Of course, the journey looks and feels different for everyone who is experiencing depression because we are also beautifully unique. Speaking up about mental health is important in removing the veil of silent shame and suffering. The reason for this blog, to share the lessons so that you do not have to suffer like I did so that you can reach out for help, create your self-care tools for rebuilding your confidence, energy and sense of self. It is never too late to re-learn to like who you are today. For me, I have learned the greatest lessons from the people and events that have challenged me the most. We cannot change our past we can, however, change our attitude from negative to positive, be mindful of how we respond, react and what we retain.
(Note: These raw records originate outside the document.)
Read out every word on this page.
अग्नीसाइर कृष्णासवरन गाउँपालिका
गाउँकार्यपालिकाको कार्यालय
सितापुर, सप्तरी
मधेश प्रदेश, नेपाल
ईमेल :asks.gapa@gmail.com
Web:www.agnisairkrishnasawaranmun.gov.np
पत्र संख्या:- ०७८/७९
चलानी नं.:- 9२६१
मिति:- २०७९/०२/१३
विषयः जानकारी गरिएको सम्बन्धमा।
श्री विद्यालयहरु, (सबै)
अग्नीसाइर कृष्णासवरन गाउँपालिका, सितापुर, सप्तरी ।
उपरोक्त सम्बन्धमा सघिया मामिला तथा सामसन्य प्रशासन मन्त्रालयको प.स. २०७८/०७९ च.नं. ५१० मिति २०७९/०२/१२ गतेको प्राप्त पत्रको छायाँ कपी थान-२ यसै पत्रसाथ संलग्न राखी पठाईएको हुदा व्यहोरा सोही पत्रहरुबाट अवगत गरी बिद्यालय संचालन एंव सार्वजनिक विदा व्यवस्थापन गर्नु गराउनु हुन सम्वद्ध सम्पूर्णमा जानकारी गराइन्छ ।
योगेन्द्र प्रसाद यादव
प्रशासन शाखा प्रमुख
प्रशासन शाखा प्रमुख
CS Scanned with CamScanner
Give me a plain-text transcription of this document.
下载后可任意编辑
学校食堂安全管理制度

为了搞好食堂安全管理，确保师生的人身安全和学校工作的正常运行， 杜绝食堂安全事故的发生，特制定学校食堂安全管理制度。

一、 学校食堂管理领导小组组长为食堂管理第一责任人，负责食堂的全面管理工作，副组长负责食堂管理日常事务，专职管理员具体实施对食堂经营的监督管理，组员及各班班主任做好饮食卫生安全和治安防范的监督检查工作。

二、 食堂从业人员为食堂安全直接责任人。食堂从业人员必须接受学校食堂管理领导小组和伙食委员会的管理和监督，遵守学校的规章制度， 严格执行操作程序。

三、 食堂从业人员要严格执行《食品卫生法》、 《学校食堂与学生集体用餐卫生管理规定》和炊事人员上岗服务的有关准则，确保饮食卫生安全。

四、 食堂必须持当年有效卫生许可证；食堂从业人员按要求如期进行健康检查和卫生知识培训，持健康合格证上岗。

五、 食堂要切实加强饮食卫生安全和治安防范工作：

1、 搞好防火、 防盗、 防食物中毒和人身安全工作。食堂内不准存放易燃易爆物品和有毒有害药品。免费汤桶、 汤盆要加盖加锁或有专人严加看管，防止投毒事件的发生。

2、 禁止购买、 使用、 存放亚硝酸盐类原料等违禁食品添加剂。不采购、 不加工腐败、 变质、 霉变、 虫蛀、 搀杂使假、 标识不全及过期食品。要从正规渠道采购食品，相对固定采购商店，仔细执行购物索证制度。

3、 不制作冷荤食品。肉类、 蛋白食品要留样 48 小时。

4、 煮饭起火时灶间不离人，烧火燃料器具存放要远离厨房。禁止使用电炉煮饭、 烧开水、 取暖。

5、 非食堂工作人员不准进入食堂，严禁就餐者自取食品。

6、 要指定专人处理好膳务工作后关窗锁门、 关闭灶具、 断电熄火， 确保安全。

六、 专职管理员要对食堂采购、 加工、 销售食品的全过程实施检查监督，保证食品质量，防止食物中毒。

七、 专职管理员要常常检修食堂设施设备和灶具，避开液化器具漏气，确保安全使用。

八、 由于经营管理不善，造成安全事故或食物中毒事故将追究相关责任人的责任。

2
I would not change a thing, I am who I am today because of the good, bad and real crappy events and experiences. The strongest and most beautiful parts ( my opinion of course) resulted from the journey dealing with and the recovery from depression. Although the depression was later diagnosed as PTSD, the journey has not changed. I have PTSD it does not hold me as an emotional prison in despair. Taking the lessons, having a positive attitude, setting boundaries and learning to like the emotional scars. It is an active choice. Are there dark days, yes but they no longer hold me a prisoner for weeks. We have a choice where we want to live, the past or present. I want to live as many moments in the sun of happiness and joy.
Never give up on yourself. Yes, the journey continues.